Quest’ultimo aspetto ricorre nella produzione dell’artista, come nel caso di “Patologia da decompressione” e “Non misurare la superficie”, azioni che vogliono creare nuove rotte all’interno della geografia convenzionale, riavvicinare la posizione e la localizzazione mediante l’esperimento, la misurazione empirica, ponendo lo sguardo su “un frammento, una cosa insignificante, cercando il più possibile di non fare affidamento su conoscenze previe”. Nella prima opera, Carbotta effettua una misurazione del lago di Como con lo scopo di trovarne il punto più profondo, mentre nella seconda cerca di camminare più a lungo possibile senza proiettare la propria ombra, riprendendo tutto attraverso un’inquadratura soggettiva.
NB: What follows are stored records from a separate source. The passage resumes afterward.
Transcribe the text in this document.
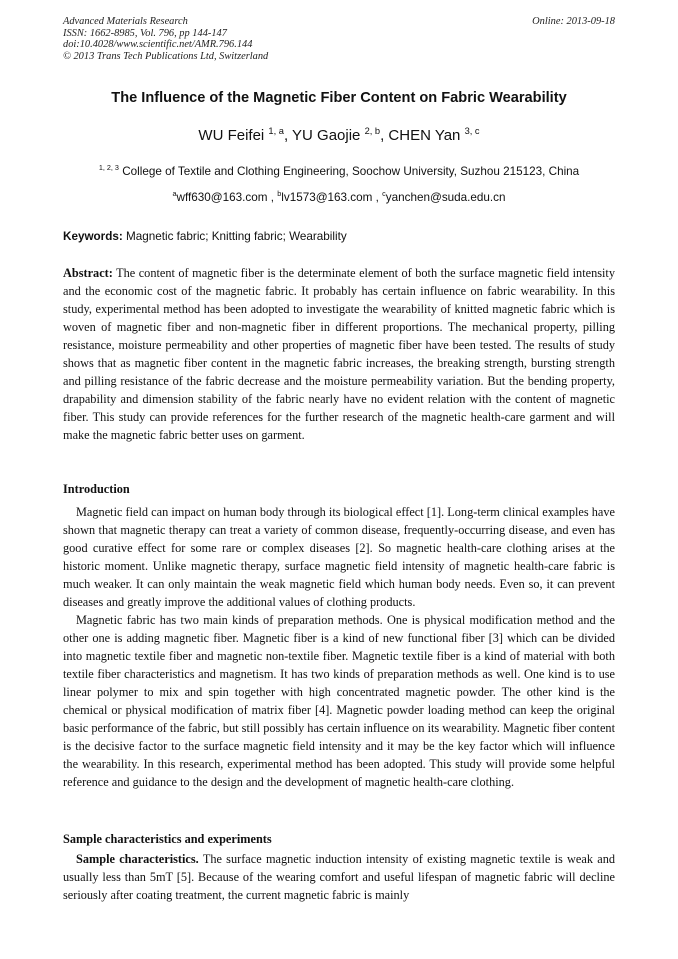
Advanced Materials Research
ISSN: 1662-8985, Vol. 796, pp 144-147
doi:10.4028/www.scientific.net/AMR.796.144
© 2013 Trans Tech Publications Ltd, Switzerland
Online: 2013-09-18
The Influence of the Magnetic Fiber Content on Fabric Wearability
WU Feifei $^{1, a}$, YU Gaojie $^{2, b}$, CHEN Yan $^{3, c}$
$^{1, 2, 3}$ College of Textile and Clothing Engineering, Soochow University, Suzhou 215123, China
$^a$wff630@163.com , $^b$lv1573@163.com , $^c$yanchen@suda.edu.cn
Keywords: Magnetic fabric; Knitting fabric; Wearability
Abstract: The content of magnetic fiber is the determinate element of both the surface magnetic field intensity and the economic cost of the magnetic fabric. It probably has certain influence on fabric wearability. In this study, experimental method has been adopted to investigate the wearability of knitted magnetic fabric which is woven of magnetic fiber and non-magnetic fiber in different proportions. The mechanical property, pilling resistance, moisture permeability and other properties of magnetic fiber have been tested. The results of study shows that as magnetic fiber content in the magnetic fabric increases, the breaking strength, bursting strength and pilling resistance of the fabric decrease and the moisture permeability variation. But the bending property, drapability and dimension stability of the fabric nearly have no evident relation with the content of magnetic fiber. This study can provide references for the further research of the magnetic health-care garment and will make the magnetic fabric better uses on garment.
Introduction

Magnetic field can impact on human body through its biological effect [1]. Long-term clinical examples have shown that magnetic therapy can treat a variety of common disease, frequently-occurring disease, and even has good curative effect for some rare or complex diseases [2]. So magnetic health-care clothing arises at the historic moment. Unlike magnetic therapy, surface magnetic field intensity of magnetic health-care fabric is much weaker. It can only maintain the weak magnetic field which human body needs. Even so, it can prevent diseases and greatly improve the additional values of clothing products.

Magnetic fabric has two main kinds of preparation methods. One is physical modification method and the other one is adding magnetic fiber. Magnetic fiber is a kind of new functional fiber [3] which can be divided into magnetic textile fiber and magnetic non-textile fiber. Magnetic textile fiber is a kind of material with both textile fiber characteristics and magnetism. It has two kinds of preparation methods as well. One kind is to use linear polymer to mix and spin together with high concentrated magnetic powder. The other kind is the chemical or physical modification of matrix fiber [4]. Magnetic powder loading method can keep the original basic performance of the fabric, but still possibly has certain influence on its wearability. Magnetic fiber content is the decisive factor to the surface magnetic field intensity and it may be the key factor which will influence the wearability. In this research, experimental method has been adopted. This study will provide some helpful reference and guidance to the design and the development of magnetic health-care clothing.

Sample characteristics and experiments

Sample characteristics. The surface magnetic induction intensity of existing magnetic textile is weak and usually less than 5mT [5]. Because of the wearing comfort and useful lifespan of magnetic fabric will decline seriously after coating treatment, the current magnetic fabric is mainly
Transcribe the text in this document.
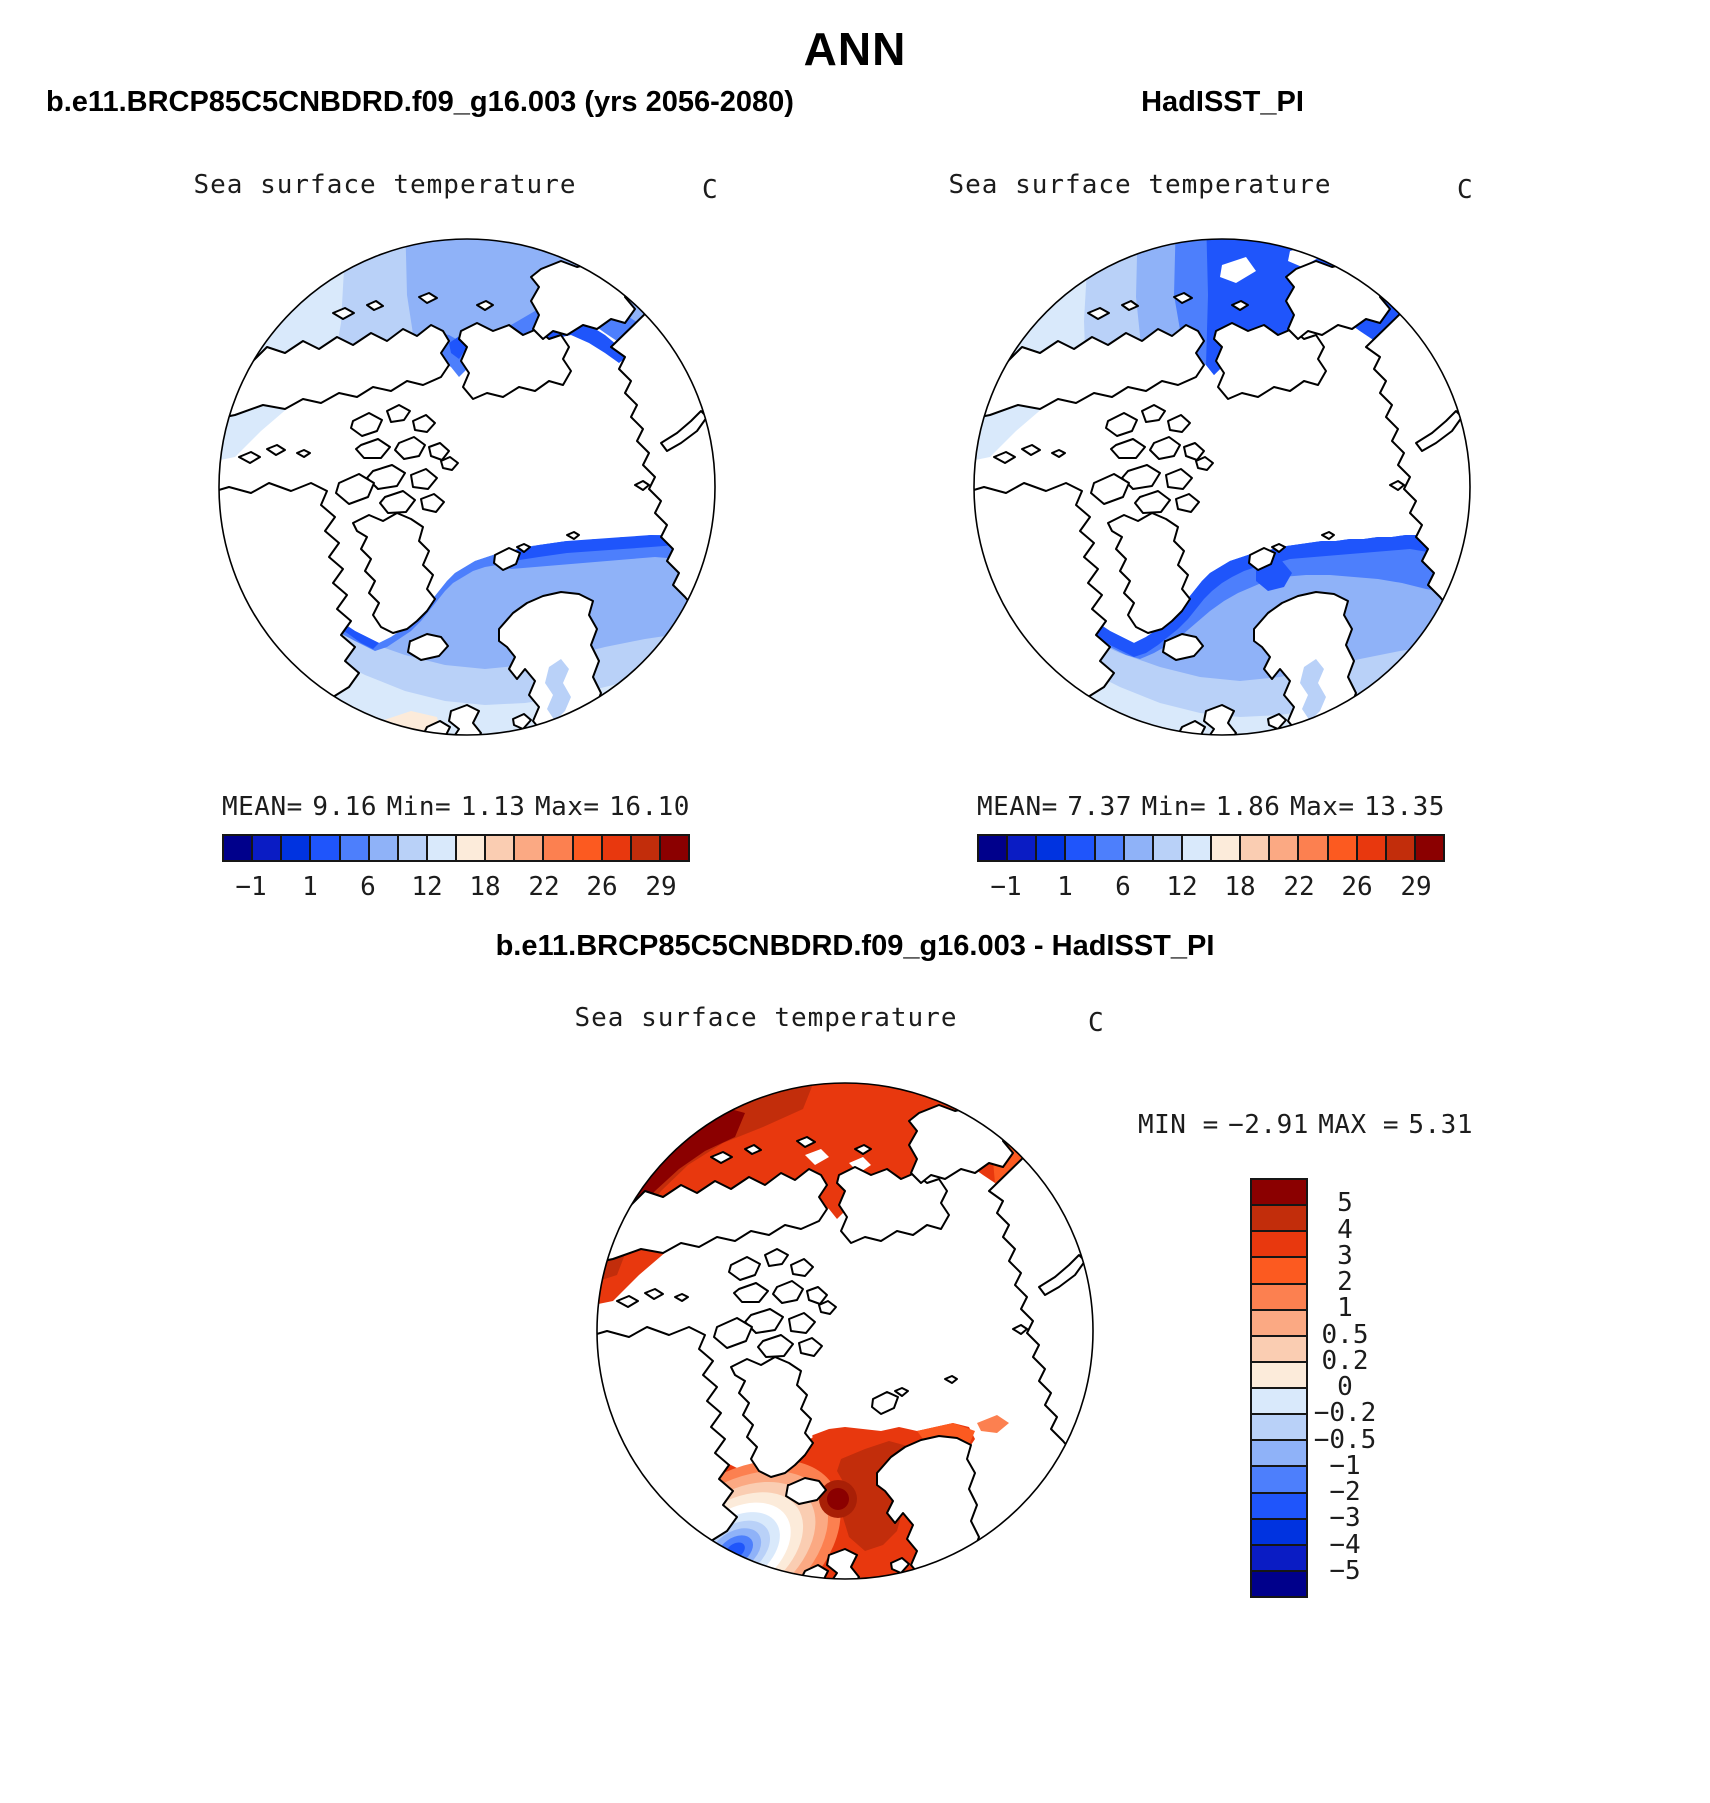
ANN
b.e11.BRCP85C5CNBDRD.f09_g16.003 (yrs 2056-2080)	HadISST_PI
b.e11.BRCP85C5CNBDRD.f09_g16.003 - HadISST_PI
Sea surface temperature	C	Sea surface temperature	C
Sea surface temperature	C
MEAN= 9.16 Min= 1.13 Max= 16.10
−1	1	6	12	18	22	26	29
MEAN= 7.37 Min= 1.86 Max= 13.35
−1	1	6	12	18	22	26	29
MIN = −2.91 MAX = 5.31
5
4
3
2
1
0.5
0.2
0
−0.2
−0.5
−1
−2
−3
−4
−5
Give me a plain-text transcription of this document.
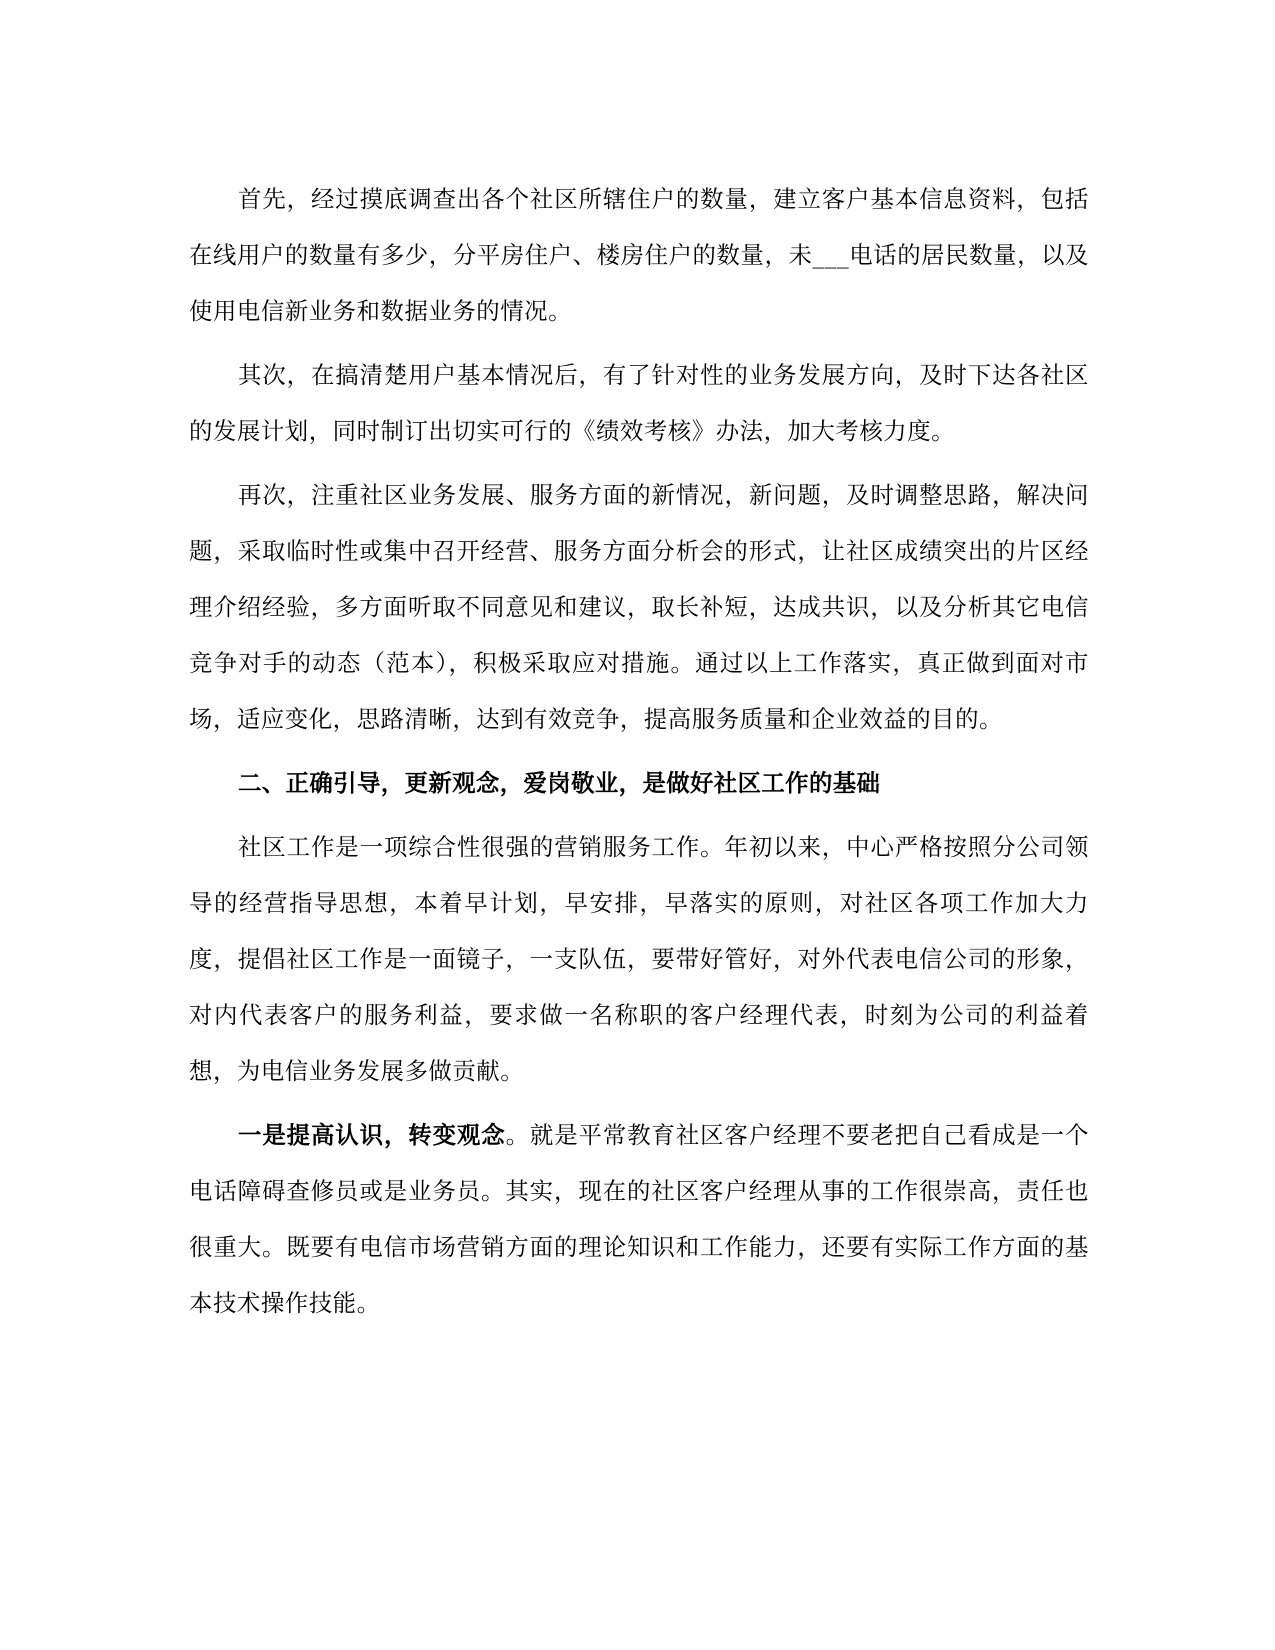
首先，经过摸底调查出各个社区所辖住户的数量，建立客户基本信息资料，包括在线用户的数量有多少，分平房住户、楼房住户的数量，未___电话的居民数量，以及使用电信新业务和数据业务的情况。

其次，在搞清楚用户基本情况后，有了针对性的业务发展方向，及时下达各社区的发展计划，同时制订出切实可行的《绩效考核》办法，加大考核力度。

再次，注重社区业务发展、服务方面的新情况，新问题，及时调整思路，解决问题，采取临时性或集中召开经营、服务方面分析会的形式，让社区成绩突出的片区经理介绍经验，多方面听取不同意见和建议，取长补短，达成共识，以及分析其它电信竞争对手的动态（范本），积极采取应对措施。通过以上工作落实，真正做到面对市场，适应变化，思路清晰，达到有效竞争，提高服务质量和企业效益的目的。

二、正确引导，更新观念，爱岗敬业，是做好社区工作的基础

社区工作是一项综合性很强的营销服务工作。年初以来，中心严格按照分公司领导的经营指导思想，本着早计划，早安排，早落实的原则，对社区各项工作加大力度，提倡社区工作是一面镜子，一支队伍，要带好管好，对外代表电信公司的形象，对内代表客户的服务利益，要求做一名称职的客户经理代表，时刻为公司的利益着想，为电信业务发展多做贡献。

一是提高认识，转变观念。就是平常教育社区客户经理不要老把自己看成是一个电话障碍查修员或是业务员。其实，现在的社区客户经理从事的工作很崇高，责任也很重大。既要有电信市场营销方面的理论知识和工作能力，还要有实际工作方面的基本技术操作技能。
Opera statement della ricerca di Ludovica Carbotta è il progetto Monowe, iniziato nel 2016, che dà il nome a un ipotetico e utopico spazio urbano in cui vive un solo abitante. Il primo atto, “Entrance to the City”, si snoda negli spazi del Parco del Cavaticcio (sito negli immediati pressi del museo), concepito come il cantiere di lavoro per la costruzione della città. Nel tempo il progetto si amplia e si trasforma, assumendo diversi aspetti fino al 2022, quando prende la forma di un mediometraggio, prodotto da BoFilm e vincitore nel 2022 dell’undicesimo Italian Council.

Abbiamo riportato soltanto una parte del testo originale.